Killing Lung Cancer A549 Cells with RJH Reagents and Cytotoxic siRNAs

Background

Lung cancer is a deadly disease. Cancers originating in lungs or metastasized to lungs from other sites are particularly difficult to treat due to several mechanisms that facilitate cancer cells to resist the actions of chemotherapy agents. Once the drug resistance sets in, it is difficult to control abnormal proliferation of cells ultimately leading to therapeutic failure. New types of therapeutic agents are urgently needed especially for advanced stage lung cancers. Short interfering RNA (siRNA) is a relatively new therapeutic agent that can silence targeted genes and reduce corresponding protein levels. It has been possible to slow cell proliferation or induce apoptosis of cancerous cells with the choice of right siRNAs and protein targets. However, to realize the full potential of siRNA technology, an effective delivery system is needed since siRNA on its own cannot enter the cells and hence cannot silence the targeted genes. It is possible to use viral delivery system or electroporation to import siRNA into cells under culture conditions; however, these approaches are difficult to implement in a clinical setting and cannot be used for therapeutic purposes. RJH Biosciences developed a range of transfection reagents that are effective on a wide range of cells, including lung cancer cells. The transfection reagents can be readily formulated with siRNAs and used in culture, as well as in preclinical animal models. Being able to use the same transfection reagent in both cell culture and animal models provides assurance on the delivery method of the siRNA. Here we summarize the delivery of commercially available cytotoxic siRNAs to induce cell death in lung cancer A549 cells.

Methodology

Lung cancer A549 cells (ATCC) were seeded in 96-well plates with 200 µL of tissue culture medium for 24 hours before transfection with the siRNA complexes. A broadly-cytotoxic siRNA from ThermoFisher (identity not revealed) was formulated with the RJH transfection reagents ALL-Fect, Prime-Fect, InVivo-Fect and an proprietary formulations of RJH-X at ratios of 1:23, 1:10, 1:23 and 1:10 (w/w), respectively. The siRNA complexes were prepared in Opti-MEM^TM by incubating siRNAs with the transfection reagents for 30 min before addition to the cells.

As control treatments, (i) an equivalent concentration of the chosen transfection reagents and (ii) scrambled (non-specific) siRNA formulated with the chosen transfection reagents were used to treat the cells under similar conditions. Cells were transfected with a final concentration of 50 nM of siRNA (except the cells that received transfection reagent alone). After incubation for 96 hours in a humidified CO₂/O₂ (95/5%) atmosphere, the MTS viability assay (Abcom) was run to determine the total cell activity in wells. The obtained absorbance readings (490 nm) were taken as the total viable cells numbers. The cells treated with the transfection reagent alone were used as a reference (taken as 100% relative viability). The viabilities of the remaining cells were normalized with the viabilities of the cells treated with the transfection reagent alone.

Results and Discussion

The experimental results from the cell viability assay are shown below. The relative cell viabilities are summarized separately for each group of cells treated with different transfection reagents.
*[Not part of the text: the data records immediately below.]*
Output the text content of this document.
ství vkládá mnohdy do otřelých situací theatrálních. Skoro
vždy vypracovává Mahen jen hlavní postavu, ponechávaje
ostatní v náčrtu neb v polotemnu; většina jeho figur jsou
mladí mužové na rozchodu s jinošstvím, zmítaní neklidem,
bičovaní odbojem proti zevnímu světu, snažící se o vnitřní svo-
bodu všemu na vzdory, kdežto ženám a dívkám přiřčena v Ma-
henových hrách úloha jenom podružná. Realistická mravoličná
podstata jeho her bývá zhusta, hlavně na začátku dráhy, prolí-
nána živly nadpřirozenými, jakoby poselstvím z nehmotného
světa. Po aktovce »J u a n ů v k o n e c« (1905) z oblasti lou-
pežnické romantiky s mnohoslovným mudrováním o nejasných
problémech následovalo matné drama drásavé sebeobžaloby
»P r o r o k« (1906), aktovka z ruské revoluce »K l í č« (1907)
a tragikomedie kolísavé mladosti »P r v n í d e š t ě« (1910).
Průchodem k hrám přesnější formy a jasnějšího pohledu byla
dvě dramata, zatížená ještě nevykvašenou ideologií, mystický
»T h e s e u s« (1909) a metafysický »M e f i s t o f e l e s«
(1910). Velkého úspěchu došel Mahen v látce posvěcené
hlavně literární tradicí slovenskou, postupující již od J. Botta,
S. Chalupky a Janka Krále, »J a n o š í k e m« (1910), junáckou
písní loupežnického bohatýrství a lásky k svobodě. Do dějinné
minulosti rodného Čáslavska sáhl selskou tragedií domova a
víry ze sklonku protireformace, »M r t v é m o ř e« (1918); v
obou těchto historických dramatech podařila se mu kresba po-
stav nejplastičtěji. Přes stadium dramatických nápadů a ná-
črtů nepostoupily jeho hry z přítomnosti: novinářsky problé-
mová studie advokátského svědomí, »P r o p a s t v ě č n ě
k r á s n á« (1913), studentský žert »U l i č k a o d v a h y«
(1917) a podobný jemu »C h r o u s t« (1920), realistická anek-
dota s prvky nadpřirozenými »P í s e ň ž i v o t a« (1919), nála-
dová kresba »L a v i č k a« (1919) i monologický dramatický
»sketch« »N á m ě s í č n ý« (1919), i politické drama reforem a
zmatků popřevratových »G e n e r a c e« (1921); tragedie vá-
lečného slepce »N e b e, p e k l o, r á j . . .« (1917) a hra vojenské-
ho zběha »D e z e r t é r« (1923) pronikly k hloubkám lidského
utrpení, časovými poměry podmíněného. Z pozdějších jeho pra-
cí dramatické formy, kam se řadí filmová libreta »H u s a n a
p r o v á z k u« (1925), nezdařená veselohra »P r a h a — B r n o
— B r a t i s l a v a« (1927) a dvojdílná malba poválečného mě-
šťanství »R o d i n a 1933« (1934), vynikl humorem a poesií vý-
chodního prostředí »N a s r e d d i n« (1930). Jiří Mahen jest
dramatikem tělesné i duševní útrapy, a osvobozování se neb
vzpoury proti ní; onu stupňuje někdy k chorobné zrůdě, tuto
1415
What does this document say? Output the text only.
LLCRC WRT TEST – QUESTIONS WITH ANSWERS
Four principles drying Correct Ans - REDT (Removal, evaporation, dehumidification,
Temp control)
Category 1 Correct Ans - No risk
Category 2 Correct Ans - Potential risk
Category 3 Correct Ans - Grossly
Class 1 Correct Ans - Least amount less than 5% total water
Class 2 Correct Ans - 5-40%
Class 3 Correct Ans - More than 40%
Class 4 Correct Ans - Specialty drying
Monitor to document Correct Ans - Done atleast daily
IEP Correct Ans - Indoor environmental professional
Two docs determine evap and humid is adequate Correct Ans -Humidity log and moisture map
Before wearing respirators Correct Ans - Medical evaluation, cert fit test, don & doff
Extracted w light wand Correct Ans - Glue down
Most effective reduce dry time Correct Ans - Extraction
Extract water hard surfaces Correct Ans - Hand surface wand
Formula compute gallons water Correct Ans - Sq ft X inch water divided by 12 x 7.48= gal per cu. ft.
Cells treated with the transfection reagents alone typically yielded relative viabilities that were similar to the untreated cells in the case of transfection reagents Prime-Fect and ALL-Fect, indicating no effect of these transfection reagents alone on the cell viabilities. InVivo RNA-Fect and RJH-X was not tested in this regard. Cells treated with scrambled siRNA complexes of Prime-Fect and InVivo RNA-Fect gave relative viabilities equivalent to untreated cells, again indicating no toxicity of the non-specific complexes on the viabilities of A549 cells. Complexes from ALL-Fect and RJH-X displayed some loss of viabilities (~10%) indicating slight toxicity of the non-specific complexes compared to un-treated cells. In contrast, the cytotoxic siRNA complexes gave significant reduction of toxicity, with Prime-Fect complexes displaying ~40% relative cell viability and InVivo RNA-Fect complexes displaying ~16% relative cell viability, and ALL-Fect and RJH-X complexes displaying less than 10% relative cell viabilities. Therefore, multiple RJH reagents were found to be very effective in this particular application intended to induce death of lung cancer cells. The differential activity obtained between the scrambled siRNA and cytotoxic siRNA were very high, suggesting that effective therapeutic effects could be readily demonstrated. A relatively low concentration of siRNAs was used (50 nM) to obtain the desired therapeutic effect so that translation into animal models should be facilitated at such low doses.